Ebbinghaus Study May Help Refute Doctor Google

–No neurocognitive adverse effects linked to very low LDL levels

Reaching very low LDL levels with a PCSK9 inhibitor was not associated with any increase in neurocognitive adverse events, according to the largest and most rigorous study to assess the topic to date.

Small and preliminary studies have raised concerns over the possibility of the neurocognitive effects of statins. Though most clinicians and scientists have not shared these concerns, consumers and patients have expressed broad suspicions about statins.

“In my office every day my patients say that statins make them dumb. I can comfortably tell my patients that we actually studied whether this makes you dumb, and it didn’t,” said Sandra Lewis (Oregon Health and Science University).

The new study, called Ebbinghaus, was a substudy of the enormous FOURIER trial, published yesterday, which compared the cardiovascular effects of PCSK9 inhibition with evolocumab or placebo. Ebbinghaus tested the hypothesis that “the addition of evolocumab to statin therapy in patients with clinically evident vascular disease does not adversely affect cognitive function.”

The results of Ebbinghaus were presented at the American College of Cardiology meeting in Washington, DC by Robert Giugliano (Brigham & Women’s Hospital). “We all need your help to combat Dr. Google,” he told the media at a press conference.

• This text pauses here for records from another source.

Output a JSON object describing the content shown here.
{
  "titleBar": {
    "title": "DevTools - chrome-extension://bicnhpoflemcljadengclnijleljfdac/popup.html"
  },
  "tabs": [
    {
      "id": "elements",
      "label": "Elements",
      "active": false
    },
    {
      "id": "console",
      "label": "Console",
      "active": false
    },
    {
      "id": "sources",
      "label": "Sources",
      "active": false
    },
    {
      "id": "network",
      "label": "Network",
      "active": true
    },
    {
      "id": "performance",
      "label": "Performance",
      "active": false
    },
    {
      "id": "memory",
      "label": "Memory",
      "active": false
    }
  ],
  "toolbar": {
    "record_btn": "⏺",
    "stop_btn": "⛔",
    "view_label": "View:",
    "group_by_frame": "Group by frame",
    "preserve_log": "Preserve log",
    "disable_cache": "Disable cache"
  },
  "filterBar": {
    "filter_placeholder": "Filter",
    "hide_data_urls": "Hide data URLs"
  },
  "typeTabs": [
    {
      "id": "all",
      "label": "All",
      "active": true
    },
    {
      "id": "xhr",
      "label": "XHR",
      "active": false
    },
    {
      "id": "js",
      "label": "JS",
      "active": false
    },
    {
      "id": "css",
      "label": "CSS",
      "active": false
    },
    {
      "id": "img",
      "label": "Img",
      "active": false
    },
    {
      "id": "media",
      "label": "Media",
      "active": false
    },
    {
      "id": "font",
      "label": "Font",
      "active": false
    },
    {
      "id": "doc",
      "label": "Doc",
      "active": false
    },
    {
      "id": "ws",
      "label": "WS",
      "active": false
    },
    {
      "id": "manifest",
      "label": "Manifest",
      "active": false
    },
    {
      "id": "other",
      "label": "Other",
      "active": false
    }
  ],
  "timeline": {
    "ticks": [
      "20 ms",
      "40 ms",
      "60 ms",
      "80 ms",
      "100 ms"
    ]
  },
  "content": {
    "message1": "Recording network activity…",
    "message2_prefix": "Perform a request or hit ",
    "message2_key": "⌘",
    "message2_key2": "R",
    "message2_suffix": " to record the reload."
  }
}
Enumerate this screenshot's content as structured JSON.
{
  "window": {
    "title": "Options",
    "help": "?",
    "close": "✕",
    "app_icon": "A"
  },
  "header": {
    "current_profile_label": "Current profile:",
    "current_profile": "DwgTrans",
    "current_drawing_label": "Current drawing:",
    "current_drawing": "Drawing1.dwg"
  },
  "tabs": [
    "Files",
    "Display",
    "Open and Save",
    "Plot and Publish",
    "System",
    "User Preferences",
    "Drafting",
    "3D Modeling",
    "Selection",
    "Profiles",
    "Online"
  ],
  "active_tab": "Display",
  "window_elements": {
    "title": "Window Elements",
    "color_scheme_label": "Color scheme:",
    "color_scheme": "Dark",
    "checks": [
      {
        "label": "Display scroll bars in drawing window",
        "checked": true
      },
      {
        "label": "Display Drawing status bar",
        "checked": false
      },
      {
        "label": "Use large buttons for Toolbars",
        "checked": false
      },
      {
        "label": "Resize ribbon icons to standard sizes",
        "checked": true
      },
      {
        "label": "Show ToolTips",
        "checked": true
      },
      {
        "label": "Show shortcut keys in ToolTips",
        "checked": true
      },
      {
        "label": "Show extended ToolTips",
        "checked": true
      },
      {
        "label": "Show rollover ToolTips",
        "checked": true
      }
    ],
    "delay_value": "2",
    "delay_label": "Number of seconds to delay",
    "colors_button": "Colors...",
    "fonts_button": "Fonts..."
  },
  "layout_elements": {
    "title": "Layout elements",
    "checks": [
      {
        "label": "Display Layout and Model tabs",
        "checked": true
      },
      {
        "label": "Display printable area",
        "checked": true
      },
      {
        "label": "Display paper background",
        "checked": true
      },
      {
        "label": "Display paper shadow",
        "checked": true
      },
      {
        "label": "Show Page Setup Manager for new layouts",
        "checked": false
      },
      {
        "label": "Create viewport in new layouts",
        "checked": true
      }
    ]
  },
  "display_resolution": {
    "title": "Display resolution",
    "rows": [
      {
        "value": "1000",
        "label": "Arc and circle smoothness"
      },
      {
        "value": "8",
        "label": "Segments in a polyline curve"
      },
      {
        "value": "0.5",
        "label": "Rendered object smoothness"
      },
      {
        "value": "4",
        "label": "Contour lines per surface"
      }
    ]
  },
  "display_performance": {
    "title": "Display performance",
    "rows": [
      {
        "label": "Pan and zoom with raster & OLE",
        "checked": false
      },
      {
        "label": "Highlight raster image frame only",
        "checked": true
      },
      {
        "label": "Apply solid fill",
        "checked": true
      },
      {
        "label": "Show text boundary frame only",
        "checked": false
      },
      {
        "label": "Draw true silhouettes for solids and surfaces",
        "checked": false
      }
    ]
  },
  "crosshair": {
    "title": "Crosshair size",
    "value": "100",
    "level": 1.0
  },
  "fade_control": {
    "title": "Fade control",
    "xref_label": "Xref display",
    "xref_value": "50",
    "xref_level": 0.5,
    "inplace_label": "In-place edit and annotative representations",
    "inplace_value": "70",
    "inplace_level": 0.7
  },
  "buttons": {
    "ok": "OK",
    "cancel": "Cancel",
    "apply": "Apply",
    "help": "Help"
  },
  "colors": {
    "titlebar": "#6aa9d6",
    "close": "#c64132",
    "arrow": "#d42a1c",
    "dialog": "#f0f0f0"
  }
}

Ebbinghaus enrolled 1,974 patients from the FOURIER trial. The primary analysis was based on the cohort of 1,204 patients who had baseline and followup cognitive testing, consisting of a battery of tests, patient surveys, and investigator-reported AEs. There were no significant differences between the groups in the primary endpoint, the spatial working memory strategy index, or any of the other measures in the study.

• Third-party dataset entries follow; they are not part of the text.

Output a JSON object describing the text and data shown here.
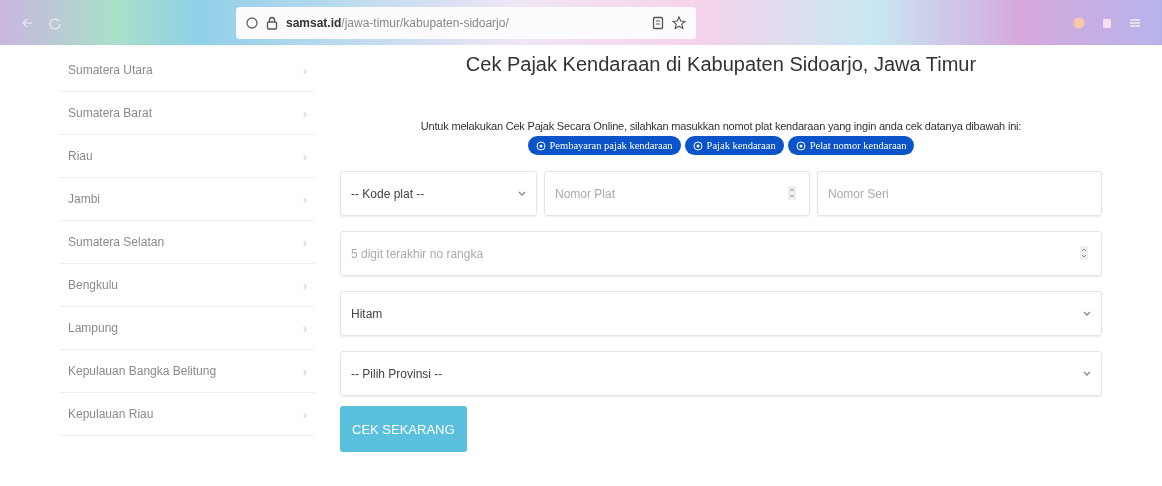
{
  "browser": {
    "url_domain": "samsat.id",
    "url_path": "/jawa-timur/kabupaten-sidoarjo/"
  },
  "sidebar": {
    "items": [
      {
        "label": "Sumatera Utara",
        "arrow": "›"
      },
      {
        "label": "Sumatera Barat",
        "arrow": "›"
      },
      {
        "label": "Riau",
        "arrow": "›"
      },
      {
        "label": "Jambi",
        "arrow": "›"
      },
      {
        "label": "Sumatera Selatan",
        "arrow": "›"
      },
      {
        "label": "Bengkulu",
        "arrow": "›"
      },
      {
        "label": "Lampung",
        "arrow": "›"
      },
      {
        "label": "Kepulauan Bangka Belitung",
        "arrow": "›"
      },
      {
        "label": "Kepulauan Riau",
        "arrow": "›"
      }
    ]
  },
  "main": {
    "title": "Cek Pajak Kendaraan di Kabupaten Sidoarjo, Jawa Timur",
    "intro": "Untuk melakukan Cek Pajak Secara Online, silahkan masukkan nomot plat kendaraan yang ingin anda cek datanya dibawah ini:",
    "tags": [
      "Pembayaran pajak kendaraan",
      "Pajak kendaraan",
      "Pelat nomor kendaraan"
    ],
    "form_rows": [
      [
        {
          "kind": "select",
          "value": "-- Kode plat --"
        },
        {
          "kind": "number",
          "placeholder": "Nomor Plat"
        },
        {
          "kind": "text",
          "placeholder": "Nomor Seri"
        }
      ],
      [
        {
          "kind": "number",
          "placeholder": "5 digit terakhir no rangka"
        }
      ],
      [
        {
          "kind": "select",
          "value": "Hitam"
        }
      ],
      [
        {
          "kind": "select",
          "value": "-- Pilih Provinsi --"
        }
      ]
    ],
    "submit": "CEK SEKARANG"
  }
}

“It’s out there on the internet that statins make people stupid,” said Roger Blumenthal (Johns Hopkins), a trial discussant. Ebbinghaus “advanced the field by showing that pharmacologically achieved low levels of LDL are safe,” he said. But Giugliano and others acknowledged that the trial tested the effect of a PCSK9 inhibitor and did not assess the effects of statins, which are much more widely used. But the lack of adverse effects in patients reaching extremely low LDL levels (30 mg/dl) in the FOURIER trial will likely add much reassurance.

Giugliano reported that there were no differences between older and younger patients in Ebbinghaus. But the trial did not address the concerns that have been raised about the effects of very long term lipid-lowering therapy for primary prevention.

Comments

  1. “In my office every day my patients say that statins make them dumb. I can comfortably tell my patients that we actually studied whether this makes you dumb, and it didn’t,” said Sandra Lewis (Oregon Health and Science University).

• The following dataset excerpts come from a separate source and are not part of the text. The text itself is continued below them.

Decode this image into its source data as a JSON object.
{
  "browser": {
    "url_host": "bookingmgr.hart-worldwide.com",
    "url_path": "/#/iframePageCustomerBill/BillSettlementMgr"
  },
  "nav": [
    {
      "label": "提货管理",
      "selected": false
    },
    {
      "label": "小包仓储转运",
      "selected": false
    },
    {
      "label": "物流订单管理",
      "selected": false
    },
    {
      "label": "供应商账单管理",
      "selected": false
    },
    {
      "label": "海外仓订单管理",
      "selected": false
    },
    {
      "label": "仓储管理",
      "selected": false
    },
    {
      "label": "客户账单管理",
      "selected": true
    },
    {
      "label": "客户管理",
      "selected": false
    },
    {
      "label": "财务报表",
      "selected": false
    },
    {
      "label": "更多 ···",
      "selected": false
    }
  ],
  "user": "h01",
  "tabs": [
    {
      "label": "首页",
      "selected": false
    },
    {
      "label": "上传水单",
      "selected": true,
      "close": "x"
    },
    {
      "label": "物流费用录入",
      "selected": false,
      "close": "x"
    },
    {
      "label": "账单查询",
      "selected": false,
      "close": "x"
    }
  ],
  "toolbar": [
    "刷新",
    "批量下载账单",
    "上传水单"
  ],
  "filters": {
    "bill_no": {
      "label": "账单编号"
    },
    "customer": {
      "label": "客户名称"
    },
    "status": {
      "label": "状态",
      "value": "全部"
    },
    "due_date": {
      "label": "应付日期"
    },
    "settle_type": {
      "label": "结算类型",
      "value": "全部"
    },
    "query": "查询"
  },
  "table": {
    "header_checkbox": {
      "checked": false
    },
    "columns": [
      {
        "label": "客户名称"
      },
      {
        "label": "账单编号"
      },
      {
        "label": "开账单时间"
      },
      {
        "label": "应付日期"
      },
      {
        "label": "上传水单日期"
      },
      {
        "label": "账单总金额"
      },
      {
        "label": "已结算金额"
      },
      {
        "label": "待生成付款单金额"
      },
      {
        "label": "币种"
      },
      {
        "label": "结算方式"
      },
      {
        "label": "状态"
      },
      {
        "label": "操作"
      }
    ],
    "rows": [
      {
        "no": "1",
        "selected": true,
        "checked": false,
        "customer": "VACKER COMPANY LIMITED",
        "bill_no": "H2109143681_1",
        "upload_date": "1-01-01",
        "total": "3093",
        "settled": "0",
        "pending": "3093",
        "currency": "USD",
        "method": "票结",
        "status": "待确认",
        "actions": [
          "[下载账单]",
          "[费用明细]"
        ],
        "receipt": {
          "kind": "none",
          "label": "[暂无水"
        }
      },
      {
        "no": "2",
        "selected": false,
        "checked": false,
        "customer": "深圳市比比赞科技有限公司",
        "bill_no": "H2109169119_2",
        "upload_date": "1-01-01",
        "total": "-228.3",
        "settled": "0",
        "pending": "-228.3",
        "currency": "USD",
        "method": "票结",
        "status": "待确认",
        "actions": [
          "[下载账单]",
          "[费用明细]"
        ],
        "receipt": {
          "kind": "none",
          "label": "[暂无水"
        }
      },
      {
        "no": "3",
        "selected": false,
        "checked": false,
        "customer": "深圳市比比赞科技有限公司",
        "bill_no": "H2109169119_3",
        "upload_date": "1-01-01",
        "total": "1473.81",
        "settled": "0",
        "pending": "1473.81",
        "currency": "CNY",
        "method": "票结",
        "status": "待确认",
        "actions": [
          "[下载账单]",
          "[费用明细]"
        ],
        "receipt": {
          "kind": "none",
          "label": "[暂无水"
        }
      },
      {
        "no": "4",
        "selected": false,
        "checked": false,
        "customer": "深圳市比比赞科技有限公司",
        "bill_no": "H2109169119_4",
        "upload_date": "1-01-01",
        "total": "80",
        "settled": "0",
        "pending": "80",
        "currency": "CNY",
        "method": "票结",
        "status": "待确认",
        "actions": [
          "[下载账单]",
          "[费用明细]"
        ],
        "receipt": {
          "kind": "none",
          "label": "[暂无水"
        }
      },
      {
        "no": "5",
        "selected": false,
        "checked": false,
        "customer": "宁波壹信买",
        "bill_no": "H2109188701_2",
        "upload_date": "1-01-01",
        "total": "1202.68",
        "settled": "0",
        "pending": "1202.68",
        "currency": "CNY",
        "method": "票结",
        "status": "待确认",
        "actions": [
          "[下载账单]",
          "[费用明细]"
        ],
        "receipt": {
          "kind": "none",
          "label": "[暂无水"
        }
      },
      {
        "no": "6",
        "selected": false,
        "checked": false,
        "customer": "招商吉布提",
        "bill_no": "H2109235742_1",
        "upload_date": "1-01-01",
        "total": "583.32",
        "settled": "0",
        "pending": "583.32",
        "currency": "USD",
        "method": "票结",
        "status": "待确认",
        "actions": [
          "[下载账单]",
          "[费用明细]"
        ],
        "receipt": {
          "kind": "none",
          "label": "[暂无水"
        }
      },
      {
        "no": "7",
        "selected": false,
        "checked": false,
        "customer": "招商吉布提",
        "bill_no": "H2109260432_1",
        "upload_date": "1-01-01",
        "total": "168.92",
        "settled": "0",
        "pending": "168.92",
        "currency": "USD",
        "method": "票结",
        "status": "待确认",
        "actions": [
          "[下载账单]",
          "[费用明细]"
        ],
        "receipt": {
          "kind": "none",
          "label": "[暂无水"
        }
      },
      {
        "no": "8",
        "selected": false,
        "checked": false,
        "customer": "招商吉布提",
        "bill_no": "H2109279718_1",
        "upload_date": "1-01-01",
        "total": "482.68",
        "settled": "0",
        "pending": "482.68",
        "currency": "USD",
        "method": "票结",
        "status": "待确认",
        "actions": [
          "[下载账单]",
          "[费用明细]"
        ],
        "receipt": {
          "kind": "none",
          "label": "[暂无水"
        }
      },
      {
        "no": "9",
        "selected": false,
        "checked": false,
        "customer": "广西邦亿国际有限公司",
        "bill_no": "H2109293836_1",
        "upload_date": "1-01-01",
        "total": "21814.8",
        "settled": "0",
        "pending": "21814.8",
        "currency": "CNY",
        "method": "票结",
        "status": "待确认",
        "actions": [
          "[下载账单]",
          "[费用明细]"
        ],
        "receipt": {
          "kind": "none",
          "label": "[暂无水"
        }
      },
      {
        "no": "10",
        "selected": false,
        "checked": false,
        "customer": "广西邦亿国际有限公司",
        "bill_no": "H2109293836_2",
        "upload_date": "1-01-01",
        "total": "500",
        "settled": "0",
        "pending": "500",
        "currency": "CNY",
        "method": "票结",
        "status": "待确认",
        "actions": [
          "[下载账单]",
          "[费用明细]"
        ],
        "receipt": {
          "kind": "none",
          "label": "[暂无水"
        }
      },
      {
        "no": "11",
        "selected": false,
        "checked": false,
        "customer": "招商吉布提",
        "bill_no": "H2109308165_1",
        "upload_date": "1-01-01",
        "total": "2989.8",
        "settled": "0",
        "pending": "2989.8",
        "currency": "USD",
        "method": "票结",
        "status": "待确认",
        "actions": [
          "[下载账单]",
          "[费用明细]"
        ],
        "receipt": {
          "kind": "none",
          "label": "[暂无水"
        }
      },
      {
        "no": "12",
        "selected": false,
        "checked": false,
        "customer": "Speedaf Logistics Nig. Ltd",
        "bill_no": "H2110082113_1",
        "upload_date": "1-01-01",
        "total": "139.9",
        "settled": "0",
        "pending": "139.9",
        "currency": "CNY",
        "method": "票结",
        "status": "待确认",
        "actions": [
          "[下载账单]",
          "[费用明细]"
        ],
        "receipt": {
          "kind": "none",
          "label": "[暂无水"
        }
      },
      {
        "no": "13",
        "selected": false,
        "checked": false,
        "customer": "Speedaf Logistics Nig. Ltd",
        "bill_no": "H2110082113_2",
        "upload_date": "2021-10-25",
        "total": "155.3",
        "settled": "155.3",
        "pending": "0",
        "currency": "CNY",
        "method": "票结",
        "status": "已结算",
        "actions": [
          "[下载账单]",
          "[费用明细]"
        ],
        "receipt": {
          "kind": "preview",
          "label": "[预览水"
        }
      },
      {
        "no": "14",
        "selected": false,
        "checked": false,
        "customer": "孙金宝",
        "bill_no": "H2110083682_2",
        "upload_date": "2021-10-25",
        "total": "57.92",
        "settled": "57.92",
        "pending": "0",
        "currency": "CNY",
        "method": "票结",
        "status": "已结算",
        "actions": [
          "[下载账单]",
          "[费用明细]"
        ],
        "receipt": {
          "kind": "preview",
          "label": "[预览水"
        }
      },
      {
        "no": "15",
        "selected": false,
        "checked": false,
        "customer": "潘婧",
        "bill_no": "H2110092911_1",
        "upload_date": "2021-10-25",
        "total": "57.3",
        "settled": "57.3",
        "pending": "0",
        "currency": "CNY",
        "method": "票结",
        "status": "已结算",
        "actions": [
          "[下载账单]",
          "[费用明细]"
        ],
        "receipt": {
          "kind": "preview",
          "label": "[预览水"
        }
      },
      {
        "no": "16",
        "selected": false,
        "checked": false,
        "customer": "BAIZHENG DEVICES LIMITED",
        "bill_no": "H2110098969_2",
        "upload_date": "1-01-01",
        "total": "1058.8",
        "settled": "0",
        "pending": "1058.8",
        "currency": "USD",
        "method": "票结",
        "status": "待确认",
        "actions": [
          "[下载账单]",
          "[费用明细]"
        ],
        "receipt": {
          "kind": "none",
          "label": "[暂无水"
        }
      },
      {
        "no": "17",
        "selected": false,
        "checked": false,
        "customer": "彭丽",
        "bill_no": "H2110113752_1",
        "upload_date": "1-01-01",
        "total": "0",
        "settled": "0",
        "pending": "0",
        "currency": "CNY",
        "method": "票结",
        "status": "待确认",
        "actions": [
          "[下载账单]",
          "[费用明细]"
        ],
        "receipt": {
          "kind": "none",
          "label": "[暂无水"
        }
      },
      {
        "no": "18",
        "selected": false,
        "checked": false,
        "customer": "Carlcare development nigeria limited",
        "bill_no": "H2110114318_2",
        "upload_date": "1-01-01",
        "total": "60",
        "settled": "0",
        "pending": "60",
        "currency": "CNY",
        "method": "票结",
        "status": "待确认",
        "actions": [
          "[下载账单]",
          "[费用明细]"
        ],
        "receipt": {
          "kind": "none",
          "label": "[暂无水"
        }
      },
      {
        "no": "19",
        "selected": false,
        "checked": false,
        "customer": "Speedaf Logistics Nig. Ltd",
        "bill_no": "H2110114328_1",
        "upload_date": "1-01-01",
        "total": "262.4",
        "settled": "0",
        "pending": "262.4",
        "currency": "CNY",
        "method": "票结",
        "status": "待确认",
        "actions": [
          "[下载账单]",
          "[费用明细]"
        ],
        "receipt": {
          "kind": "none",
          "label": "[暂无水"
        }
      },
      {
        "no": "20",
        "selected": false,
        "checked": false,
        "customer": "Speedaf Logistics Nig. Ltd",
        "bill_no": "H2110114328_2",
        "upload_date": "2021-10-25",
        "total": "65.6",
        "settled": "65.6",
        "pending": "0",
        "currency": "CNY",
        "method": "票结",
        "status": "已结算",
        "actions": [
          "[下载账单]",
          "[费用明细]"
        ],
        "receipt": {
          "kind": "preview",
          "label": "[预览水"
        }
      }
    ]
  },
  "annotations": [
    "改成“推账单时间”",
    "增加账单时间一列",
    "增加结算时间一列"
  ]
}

    And her statement is patently false. What this study apparently shows is that lowering cholesterol using the new drug doesn’t make you stupid (at least in the first two years of use). It sheds no light whatever on the proposition that statins make you stupid. All that’s required to see this point is to accept that the stupidifying ability of statins could be separate from their cholesterol-lowering abilities. That wouldn’t be a great surprise: there’s suggestive evidence that the rather limited ability of statins to protect people from CVD is caused by some separate mechanism than lowering cholesterol.

  2. Sotirios Karathanasis says

    As Giugliano pointed out large molecules like PCSK9 antibodies don’t have access to the brain. That is no true for small molecules like statins.

  3. We all know about the blood/brain barrier, right?
    The brain is self-reliant when it comes to cholesterol, as it must be. To what degree do PCSK9 inhibitors and statins effect this?